Most of the time these robots are merely just thought of like any other machine, such as the machines operated by CNC controllers. Fitzpatrick Manufacturing, however, is a CNC machine company that hired a robot who is a little different.
Meet the Cobot
The collaborative robot, or “cobot,” that Fitzpatrick Manufacturing, a Michigan CNC machine shop and custom manufacturer, has hired is a much more engaged and vital part of manufacturing operations than your typical robot that can only do one job. This particular robot is employed working overnight preparing materials so that they are ready to go when the morning shift arrives.
The cobot’s specific current job is manufacturing component parts for the motion control industry, choosing short or long parts, loading them into a honing machine, removing them when honed to put in the wash station while honing the next part, then air drying the part at a separate station to prepare it for packaging for shipment.
Collaborative Robot Improving Efficiency and Changing Minds
The benefits with respect to efficiency are obvious. Instead of having to hire and pay overnight staff, or relying on the regular business hours staff and losing valuable productivity, the eight hours that would normally be downtime in the facility are hours that the cobot is busy working. With no lights or other factory expenditures, other than those need to power the robot and the machines, the cobot is able to package about 300 parts by the time workers arrive in the morning, giving them a huge head start on the day.
Naturally, the plant’s workers, especially the older generation, were a bit skeptical about the cobot joining their ranks. There was a natural trepidation that the “robots are taking our jobs.” However, they quickly realized the true promise and benefit of robotics, AI and automation, which is to allow machines to do the boring, repetitive jobs that humans don’t really want to do, freeing them up to do more interesting and more productive work.
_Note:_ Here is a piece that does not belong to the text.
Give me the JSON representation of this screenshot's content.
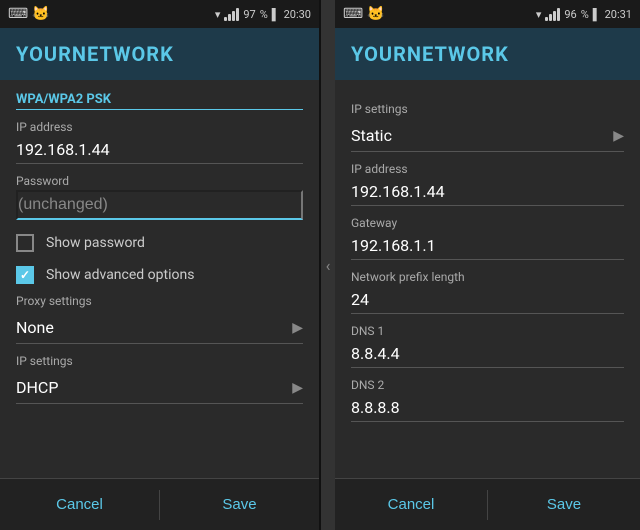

The Future of Collaborative Robotics and Manufacturing
Now that the team at Fitzpatrick Manufacturing has seen just how beneficial one cobot has been, there’s a good bet that they will add more of them to the lineup. And you can be sure this little Michigan machine shop is far from the only one that has had this revelation. As more companies start experimenting with collaborative robots and seeing the amazing benefits with respect to productivity, efficiency, profits and even company morale, don’t be surprised if collaborative robots become as common in the 21st century as automated assembly lines were in the 20th.